Asymmetric Return Strategies

ASYMMETRY® Glossary

Asymmetric Return Strategies

Asymmetric return strategies are investment approaches systematically designed to produce return distributions that are favorably skewed — capturing a meaningful portion of market upside while limiting exposure to downside losses. These strategies stand in contrast to passive, buy-and-hold approaches that participate equally in both gains and losses, accepting the market’s full volatility as the price of market returns.

Core Strategy Types

Multiple strategy types deliver asymmetric return profiles. Trend-following strategies systematically follow price trends across asset classes, reducing or eliminating exposure when trends turn negative and rebuilding when they reverse to the upside. Historically, these strategies have produced their best returns during the most severe market downturns — exactly when protection is most valuable.
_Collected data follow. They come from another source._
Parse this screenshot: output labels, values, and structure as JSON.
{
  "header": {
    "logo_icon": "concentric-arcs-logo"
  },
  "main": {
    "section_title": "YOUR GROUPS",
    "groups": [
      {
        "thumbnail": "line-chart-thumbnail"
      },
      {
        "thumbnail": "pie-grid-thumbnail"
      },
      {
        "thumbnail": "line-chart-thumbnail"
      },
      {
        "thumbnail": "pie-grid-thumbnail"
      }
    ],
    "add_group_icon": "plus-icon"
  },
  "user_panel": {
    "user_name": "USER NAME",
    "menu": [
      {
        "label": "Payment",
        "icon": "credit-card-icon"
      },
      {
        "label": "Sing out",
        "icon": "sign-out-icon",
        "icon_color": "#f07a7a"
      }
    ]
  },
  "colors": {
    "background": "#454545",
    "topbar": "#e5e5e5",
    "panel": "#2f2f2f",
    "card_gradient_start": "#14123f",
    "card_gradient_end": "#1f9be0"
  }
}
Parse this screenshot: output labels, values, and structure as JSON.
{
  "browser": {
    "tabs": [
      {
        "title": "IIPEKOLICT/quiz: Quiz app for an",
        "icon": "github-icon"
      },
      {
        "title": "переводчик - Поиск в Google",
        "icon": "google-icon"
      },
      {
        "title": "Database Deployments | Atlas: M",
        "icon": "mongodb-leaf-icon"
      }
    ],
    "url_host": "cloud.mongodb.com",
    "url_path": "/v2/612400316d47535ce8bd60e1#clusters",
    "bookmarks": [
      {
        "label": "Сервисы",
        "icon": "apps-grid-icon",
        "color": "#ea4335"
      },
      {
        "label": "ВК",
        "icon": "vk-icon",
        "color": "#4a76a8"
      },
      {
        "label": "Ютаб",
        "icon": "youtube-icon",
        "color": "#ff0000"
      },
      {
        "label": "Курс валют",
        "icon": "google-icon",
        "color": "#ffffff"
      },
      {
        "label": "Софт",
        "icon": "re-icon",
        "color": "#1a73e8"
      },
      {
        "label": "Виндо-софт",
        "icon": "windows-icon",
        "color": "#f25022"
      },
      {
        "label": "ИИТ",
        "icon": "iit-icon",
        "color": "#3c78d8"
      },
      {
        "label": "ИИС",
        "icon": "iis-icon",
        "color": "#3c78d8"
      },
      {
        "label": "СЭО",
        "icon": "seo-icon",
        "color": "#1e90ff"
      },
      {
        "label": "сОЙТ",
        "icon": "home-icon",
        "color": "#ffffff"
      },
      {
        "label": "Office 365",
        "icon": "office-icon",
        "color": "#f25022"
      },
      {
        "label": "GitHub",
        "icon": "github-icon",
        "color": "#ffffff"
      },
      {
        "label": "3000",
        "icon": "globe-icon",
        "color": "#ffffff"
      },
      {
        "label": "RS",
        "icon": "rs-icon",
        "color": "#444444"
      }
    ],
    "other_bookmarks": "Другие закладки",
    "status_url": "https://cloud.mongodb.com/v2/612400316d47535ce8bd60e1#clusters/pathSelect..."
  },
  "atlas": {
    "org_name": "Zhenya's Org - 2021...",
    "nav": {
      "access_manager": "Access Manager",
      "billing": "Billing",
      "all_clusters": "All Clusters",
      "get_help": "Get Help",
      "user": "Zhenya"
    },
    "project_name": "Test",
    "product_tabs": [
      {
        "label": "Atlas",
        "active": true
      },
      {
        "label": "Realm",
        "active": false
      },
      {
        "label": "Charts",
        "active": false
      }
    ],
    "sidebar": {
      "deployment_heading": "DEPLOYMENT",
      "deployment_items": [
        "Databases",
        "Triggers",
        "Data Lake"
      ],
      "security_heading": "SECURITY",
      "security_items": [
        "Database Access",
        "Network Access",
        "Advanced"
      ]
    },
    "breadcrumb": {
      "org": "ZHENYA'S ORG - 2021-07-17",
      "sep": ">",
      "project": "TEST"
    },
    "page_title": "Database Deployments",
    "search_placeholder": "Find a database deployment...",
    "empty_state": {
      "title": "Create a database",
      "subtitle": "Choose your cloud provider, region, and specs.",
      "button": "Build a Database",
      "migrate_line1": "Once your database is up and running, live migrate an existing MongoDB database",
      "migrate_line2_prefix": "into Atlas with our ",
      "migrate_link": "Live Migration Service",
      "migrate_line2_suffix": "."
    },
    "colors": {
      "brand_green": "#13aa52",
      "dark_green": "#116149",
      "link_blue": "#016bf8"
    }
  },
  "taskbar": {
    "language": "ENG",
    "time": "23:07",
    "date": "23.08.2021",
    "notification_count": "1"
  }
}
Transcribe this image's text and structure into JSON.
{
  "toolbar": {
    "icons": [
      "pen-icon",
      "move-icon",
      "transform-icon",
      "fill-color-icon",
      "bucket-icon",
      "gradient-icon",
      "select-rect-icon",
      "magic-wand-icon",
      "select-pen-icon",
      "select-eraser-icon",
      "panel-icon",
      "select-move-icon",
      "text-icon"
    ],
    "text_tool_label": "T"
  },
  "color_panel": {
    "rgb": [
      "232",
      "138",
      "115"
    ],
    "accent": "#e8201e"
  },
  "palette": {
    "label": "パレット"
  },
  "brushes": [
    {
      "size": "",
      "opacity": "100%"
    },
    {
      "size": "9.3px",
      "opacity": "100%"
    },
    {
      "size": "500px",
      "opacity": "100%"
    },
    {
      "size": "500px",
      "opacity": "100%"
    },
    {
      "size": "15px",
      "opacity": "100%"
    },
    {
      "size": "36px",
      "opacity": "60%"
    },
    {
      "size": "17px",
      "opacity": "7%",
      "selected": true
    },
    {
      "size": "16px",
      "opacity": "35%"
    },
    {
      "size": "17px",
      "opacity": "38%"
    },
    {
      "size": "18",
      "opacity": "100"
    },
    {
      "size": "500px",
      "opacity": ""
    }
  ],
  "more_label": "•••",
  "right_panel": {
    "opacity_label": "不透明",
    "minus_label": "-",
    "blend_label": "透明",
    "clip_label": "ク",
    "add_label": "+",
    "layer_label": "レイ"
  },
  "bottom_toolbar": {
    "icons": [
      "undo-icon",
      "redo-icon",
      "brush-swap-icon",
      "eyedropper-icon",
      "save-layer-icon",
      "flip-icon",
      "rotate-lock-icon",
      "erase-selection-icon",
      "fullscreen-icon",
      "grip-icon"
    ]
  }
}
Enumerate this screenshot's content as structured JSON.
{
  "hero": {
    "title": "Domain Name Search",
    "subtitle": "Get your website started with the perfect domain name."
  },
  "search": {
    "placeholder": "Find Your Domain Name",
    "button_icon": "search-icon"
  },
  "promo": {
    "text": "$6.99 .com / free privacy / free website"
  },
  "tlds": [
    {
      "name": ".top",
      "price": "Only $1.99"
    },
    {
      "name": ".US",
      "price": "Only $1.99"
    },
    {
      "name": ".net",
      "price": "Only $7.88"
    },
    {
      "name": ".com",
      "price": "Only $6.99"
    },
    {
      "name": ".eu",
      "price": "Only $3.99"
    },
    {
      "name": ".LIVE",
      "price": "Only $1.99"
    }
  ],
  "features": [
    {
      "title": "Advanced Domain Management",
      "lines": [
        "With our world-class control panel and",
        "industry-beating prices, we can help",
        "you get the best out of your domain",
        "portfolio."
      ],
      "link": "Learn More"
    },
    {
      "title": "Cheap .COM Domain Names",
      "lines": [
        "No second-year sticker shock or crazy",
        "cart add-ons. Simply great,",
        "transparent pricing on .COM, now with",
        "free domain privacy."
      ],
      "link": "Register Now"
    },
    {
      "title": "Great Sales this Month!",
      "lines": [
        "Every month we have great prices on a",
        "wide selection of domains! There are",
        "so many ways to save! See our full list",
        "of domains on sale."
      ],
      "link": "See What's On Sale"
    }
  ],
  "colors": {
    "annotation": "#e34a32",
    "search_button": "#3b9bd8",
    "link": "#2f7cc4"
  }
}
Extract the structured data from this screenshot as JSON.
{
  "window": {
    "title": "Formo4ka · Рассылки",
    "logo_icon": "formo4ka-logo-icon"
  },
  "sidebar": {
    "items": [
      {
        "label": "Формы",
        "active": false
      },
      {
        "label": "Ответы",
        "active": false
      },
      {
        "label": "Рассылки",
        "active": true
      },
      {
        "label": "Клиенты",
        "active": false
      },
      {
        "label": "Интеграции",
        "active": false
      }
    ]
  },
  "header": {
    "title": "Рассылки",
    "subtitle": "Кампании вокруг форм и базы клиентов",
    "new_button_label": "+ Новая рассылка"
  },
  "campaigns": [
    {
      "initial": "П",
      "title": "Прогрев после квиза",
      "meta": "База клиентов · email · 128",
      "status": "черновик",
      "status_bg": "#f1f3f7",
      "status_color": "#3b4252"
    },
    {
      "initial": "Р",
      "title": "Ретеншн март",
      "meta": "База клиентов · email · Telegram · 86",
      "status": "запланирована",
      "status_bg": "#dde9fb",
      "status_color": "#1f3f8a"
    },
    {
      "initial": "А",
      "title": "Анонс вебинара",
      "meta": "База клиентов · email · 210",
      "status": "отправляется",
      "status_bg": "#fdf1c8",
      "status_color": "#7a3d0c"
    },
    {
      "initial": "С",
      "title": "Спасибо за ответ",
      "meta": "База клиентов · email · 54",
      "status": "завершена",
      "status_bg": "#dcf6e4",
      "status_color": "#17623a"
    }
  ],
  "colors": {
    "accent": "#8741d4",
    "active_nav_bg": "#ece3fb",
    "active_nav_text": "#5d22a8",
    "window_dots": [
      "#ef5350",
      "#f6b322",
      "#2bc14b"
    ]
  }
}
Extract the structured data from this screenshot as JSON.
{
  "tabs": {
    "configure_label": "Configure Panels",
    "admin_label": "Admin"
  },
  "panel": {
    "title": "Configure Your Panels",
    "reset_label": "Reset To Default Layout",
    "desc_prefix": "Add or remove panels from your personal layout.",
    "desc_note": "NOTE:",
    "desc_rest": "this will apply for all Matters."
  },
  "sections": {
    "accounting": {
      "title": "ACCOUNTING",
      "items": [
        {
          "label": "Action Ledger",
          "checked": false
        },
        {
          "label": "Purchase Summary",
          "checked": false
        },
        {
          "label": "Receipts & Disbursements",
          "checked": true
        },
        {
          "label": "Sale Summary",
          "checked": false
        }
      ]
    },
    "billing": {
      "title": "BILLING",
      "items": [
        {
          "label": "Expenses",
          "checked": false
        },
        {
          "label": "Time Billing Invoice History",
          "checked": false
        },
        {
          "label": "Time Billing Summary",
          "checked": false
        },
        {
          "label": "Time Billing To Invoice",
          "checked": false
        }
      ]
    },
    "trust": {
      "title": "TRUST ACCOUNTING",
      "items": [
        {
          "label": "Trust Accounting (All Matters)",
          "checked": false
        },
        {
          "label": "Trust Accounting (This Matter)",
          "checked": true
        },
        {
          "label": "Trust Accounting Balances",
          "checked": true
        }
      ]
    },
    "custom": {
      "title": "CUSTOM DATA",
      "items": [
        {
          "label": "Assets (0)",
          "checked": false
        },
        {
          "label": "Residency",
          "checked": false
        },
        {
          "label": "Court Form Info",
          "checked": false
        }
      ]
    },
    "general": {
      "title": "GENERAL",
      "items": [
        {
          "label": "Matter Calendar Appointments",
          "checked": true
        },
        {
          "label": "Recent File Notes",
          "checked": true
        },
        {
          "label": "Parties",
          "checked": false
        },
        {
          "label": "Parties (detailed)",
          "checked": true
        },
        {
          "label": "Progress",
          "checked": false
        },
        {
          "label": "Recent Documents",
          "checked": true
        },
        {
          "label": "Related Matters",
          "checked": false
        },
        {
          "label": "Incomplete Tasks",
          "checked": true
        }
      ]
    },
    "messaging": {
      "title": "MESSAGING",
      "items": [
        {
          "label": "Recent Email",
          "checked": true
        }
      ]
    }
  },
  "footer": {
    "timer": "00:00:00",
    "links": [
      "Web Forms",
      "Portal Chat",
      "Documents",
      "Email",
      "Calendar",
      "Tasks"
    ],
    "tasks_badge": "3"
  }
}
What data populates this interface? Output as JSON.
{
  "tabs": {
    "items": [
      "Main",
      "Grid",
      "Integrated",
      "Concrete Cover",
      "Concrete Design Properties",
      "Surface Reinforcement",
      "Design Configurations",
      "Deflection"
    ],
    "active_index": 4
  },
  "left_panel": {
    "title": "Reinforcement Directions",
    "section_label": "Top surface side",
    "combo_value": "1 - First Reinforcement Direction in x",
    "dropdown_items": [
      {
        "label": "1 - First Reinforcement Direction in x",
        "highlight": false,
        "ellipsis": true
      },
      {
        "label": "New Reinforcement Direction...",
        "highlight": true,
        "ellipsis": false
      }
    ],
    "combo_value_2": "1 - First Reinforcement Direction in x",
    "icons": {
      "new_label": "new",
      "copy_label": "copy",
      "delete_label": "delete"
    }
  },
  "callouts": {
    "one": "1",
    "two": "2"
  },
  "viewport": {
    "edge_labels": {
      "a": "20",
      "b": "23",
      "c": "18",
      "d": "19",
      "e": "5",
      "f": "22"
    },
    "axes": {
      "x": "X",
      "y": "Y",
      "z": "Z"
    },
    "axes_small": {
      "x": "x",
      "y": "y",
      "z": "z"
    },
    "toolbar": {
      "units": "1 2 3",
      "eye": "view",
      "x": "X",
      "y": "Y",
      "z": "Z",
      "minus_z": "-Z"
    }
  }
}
Options overlay strategies use put options or collars to provide explicit downside protection while maintaining equity upside exposure. Global tactical allocation shifts dynamically among global asset classes, moving toward defensive positions when risk signals are elevated. Managed futures strategies access return streams from commodity, currency, and fixed income futures that have historically been uncorrelated — and often negatively correlated — with equity market returns during crises.

The Performance Benchmark

Asymmetric return strategies are not measured simply by their average return but by their capture ratios: what percentage of the market’s gains they captured during positive periods, versus what percentage of the market’s losses they incurred during negative periods. A strategy with 75% upside capture and 40% downside capture is genuinely asymmetric — and over a full market cycle, this combination typically produces superior risk-adjusted returns compared to the full market exposure of a passive approach.